Неужели всё закончено? Ссоры, разговоры, прогулки? Такого быть не может.
Дима мягко ссадил Данилу с коленей, улыбнулся. Из сумки вынул батончик, дал ребёнку.
- Ну, пока! - он встал с лавочки.
- Пока, - равнодушно кивнула полумёртвая Лера.

Смотрела, как он уходит, красивый, широкоплечий, и глотала слёзы.
Дома выпила ещё две таблетки – снова в ящик. Голову сдавило тугим обручем. Только теперь сквозь глухие стенки проникали какие-то взвизги. Это корчилась душа, а Лере казалось, что в саду кто-то пилит деревья. Выглянула из дому – никого. «Я, кажется, схожу с ума!» - подумала Лера. Надела садовые рукавицы и пошла убирать клумбу. Возилась озлобленно, от работы голова стала меньше болеть. У калитки появилась соседка. Она колебалась в воздухе, дрожала, сливалась с забором.
- Лера, ты слышала, какое несчастье у Ерёменков? – резко прозвучало в тишине Лериных мыслей.
- Какое? – она отложила сапку, подплыла к калитке.
- Ребёнок умер. Вдохнул пуговицу, не спасли малыша. Представляешь? Такое горе.
Лера тупо слушала, сквозь нозепамный туман.
- Такие люди славные. Она порядочная, верующая. За что такое горе? – вздохнула соседка. - Господь карает праведных, а грешных оставляет.

Леру пронзил животный ужас. Она бросилась в дом, к Даниле – нет, всё хорошо. Спит малыш, ничего не вдохнул. Кое-как отдышалась, съела ещё таблетку, легла рядом с ребёнком и проспала до вечера, он проснулся первым, теребил, пытался разбудить, лез в глаза, садился сверху.
Снился мрак сплошной, встала Лера разбитой. Кое-как сварила суп, накормила голодного Сноба. Гулять с внуком не пошла, включила мультик «Тачки». Пыталась смотреть вместе с ним – лишь бы не быть наедине с этими чёрными взвизгами и страхом. Досмотрела до места с летящим памятником. «Улетай, Стенли! – хрипло сказал микроавтобус. - Пари!»
Лера начала плакать и никак не могла успокоиться. Выпила ещё две таблетки, с трудом пришла в себя, вернее, снова вернулась в замкнутый ящик. Умыла лицо – из зеркала глядело что-то страшное. В отвращении давясь слюной, накрасила глаза, чтобы скрыть следы истерики.
Пришёл муж, затем дочка – скоты, твари, вся жизнь насмарку! Стараясь улыбаться, накрыла на стол. Прибежал Данила, стал ласкаться к матери – мало её видит.
- Чего ты постоянно к окну бегаешь? – спросил муж подозрительно.
- Да так. Кто-то из соседей целый день пилит.
Муж посмотрел странно, ничего не сказал.
- У Ерёменков ребёнок умер, - сказала Лера севшим голосом.
- Ужасно! – покачала головой дочка, угощая Данилу супом.
Ребёнок ел нормально, не давился. Говорили про смерть, Лера удивлялась, что речь льётся осмысленно. Соседи продолжали с визгом пилить дерево, но, кажется, кроме неё, это никому не мешало.
- Ты какая-то странная в последнее время, - заметил муж. – Иногда мне кажется, что я тебя совсем не знаю.
- Устала, - вздохнула Лера.
- Мам, ты ведь дома сидишь? – удивилась дочка. – Можешь отдохнуть.

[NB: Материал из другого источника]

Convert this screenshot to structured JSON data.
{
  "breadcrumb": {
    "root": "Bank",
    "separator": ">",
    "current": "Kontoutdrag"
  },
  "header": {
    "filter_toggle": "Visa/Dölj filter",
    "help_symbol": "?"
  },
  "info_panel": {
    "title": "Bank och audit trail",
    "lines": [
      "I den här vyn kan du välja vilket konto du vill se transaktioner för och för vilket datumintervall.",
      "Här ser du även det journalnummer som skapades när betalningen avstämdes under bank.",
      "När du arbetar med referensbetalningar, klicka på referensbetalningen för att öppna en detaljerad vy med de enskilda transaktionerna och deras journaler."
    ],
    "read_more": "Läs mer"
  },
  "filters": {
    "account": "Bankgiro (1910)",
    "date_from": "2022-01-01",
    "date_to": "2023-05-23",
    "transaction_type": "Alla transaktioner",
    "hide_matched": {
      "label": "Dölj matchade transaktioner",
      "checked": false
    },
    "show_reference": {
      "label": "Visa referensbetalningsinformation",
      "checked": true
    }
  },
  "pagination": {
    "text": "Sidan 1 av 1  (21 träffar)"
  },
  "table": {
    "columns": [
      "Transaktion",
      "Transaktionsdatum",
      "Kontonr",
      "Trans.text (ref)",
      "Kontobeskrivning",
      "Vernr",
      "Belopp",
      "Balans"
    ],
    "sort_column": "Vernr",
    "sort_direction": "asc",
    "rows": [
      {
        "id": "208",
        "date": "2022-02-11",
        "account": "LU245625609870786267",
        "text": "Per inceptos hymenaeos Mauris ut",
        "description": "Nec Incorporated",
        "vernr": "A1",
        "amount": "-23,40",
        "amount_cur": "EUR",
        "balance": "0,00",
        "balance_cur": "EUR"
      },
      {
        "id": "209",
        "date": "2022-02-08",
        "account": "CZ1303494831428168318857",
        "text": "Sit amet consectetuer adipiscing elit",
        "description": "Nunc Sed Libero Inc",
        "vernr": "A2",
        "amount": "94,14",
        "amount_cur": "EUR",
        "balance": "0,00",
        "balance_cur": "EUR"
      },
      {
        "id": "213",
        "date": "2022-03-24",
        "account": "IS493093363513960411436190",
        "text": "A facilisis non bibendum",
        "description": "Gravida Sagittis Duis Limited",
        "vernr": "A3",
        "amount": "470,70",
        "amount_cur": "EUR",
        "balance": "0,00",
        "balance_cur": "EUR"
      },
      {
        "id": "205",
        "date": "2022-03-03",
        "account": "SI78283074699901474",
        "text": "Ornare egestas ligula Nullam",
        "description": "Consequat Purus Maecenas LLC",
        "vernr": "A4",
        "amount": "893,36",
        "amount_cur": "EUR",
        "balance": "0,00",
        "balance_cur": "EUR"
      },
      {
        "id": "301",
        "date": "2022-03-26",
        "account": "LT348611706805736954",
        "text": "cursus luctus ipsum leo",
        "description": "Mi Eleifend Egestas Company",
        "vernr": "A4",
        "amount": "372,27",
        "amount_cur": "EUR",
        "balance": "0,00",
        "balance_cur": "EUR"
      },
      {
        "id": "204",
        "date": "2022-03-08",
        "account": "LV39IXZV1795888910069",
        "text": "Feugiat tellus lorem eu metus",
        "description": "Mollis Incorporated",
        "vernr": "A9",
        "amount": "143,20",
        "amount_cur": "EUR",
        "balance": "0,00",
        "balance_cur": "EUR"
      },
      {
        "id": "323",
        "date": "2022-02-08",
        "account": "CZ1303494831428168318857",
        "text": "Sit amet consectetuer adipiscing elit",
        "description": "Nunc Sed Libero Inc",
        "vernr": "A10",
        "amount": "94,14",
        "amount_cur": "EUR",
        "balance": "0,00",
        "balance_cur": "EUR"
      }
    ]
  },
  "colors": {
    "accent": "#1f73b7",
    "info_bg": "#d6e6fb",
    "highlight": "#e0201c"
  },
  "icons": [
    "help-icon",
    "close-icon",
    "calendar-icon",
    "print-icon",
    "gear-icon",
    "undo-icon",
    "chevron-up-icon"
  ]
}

Весь вечер Лера следила за собой, чтобы не брякнуть лишнего.
«У меня затяжная истерика, попью нозепаму, и всё пройдёт! Главное, чтобы никто ничего не узнал!»
На ночь – ещё две таблетки. Лера помыла и уложила Данилу. Ребёнок выгнал деда в другую комнату, спал рядом с бабушкой – привык. Легла и провалилась в зыбучий кошмар. Вскочила посреди ночи от визжащей пилы.
- Нет, это невозможно! Надо сказать, чтобы прекратили! – раздражённо шепнула Лера вслух.
Натыкаясь во мраке на мебель, она искала, что надеть, нашла рубашку в клетку. Вышла во двор – тихо, лишь на кухне попискивал во сне Сноб. Может, это он визжит пилой?
Дрожащими руками закурила сигарету, попыталась успокоиться, но что-то было не так. Что-то страшное давило горло. Запах. Лера вскинула руку, понюхала плечо – рубашка пахла одеколоном Димы. Она была в этой рубашке, когда целовалась с ним на веранде.
Ещё две таблетки - и долгожданная коробка. Глухая, пустая. Лера опустилась на пол. Подошёл Дима, сел рядом, целовал, заглядывал в глаза. Очнулась, оттолкнула рукой лижущегося пса, кое-как встала. Шатаясь, выволокла собаку на веранду и там закрыла.
Морщась от давящих взвизгов пилы, стала думать, как имитировать несчастный случай. Голова у Леры раскалывалась, во рту - жёсткий металлический привкус. Из стены высунулась жуткая рожа, подмигнула, превратилась в Диму и втянулась назад. «Дразнится, сволочь!» Лера взяла нож и обошла всю квартиру. Данила, муж и дочь спали. Она постояла с ножом в тёмной гостиной, посмотрела выключенный телевизор. Вернулась на кухню, включила газ, открыла духовку и села на пол. «Да, так всем будет лучше!»
Через час встал разбуженный надрывным собачьим лаем муж. На кухне горел свет и воняло газом. Лера сидела на полу, облизывала красные губы и быстро моргала блестящими глазами. Из ноздрей – две тонкие полоски крови в рот. Она радостно улыбнулась мужу и сказала:
- Скажи им, чтобы не пилили? Тебя послушают!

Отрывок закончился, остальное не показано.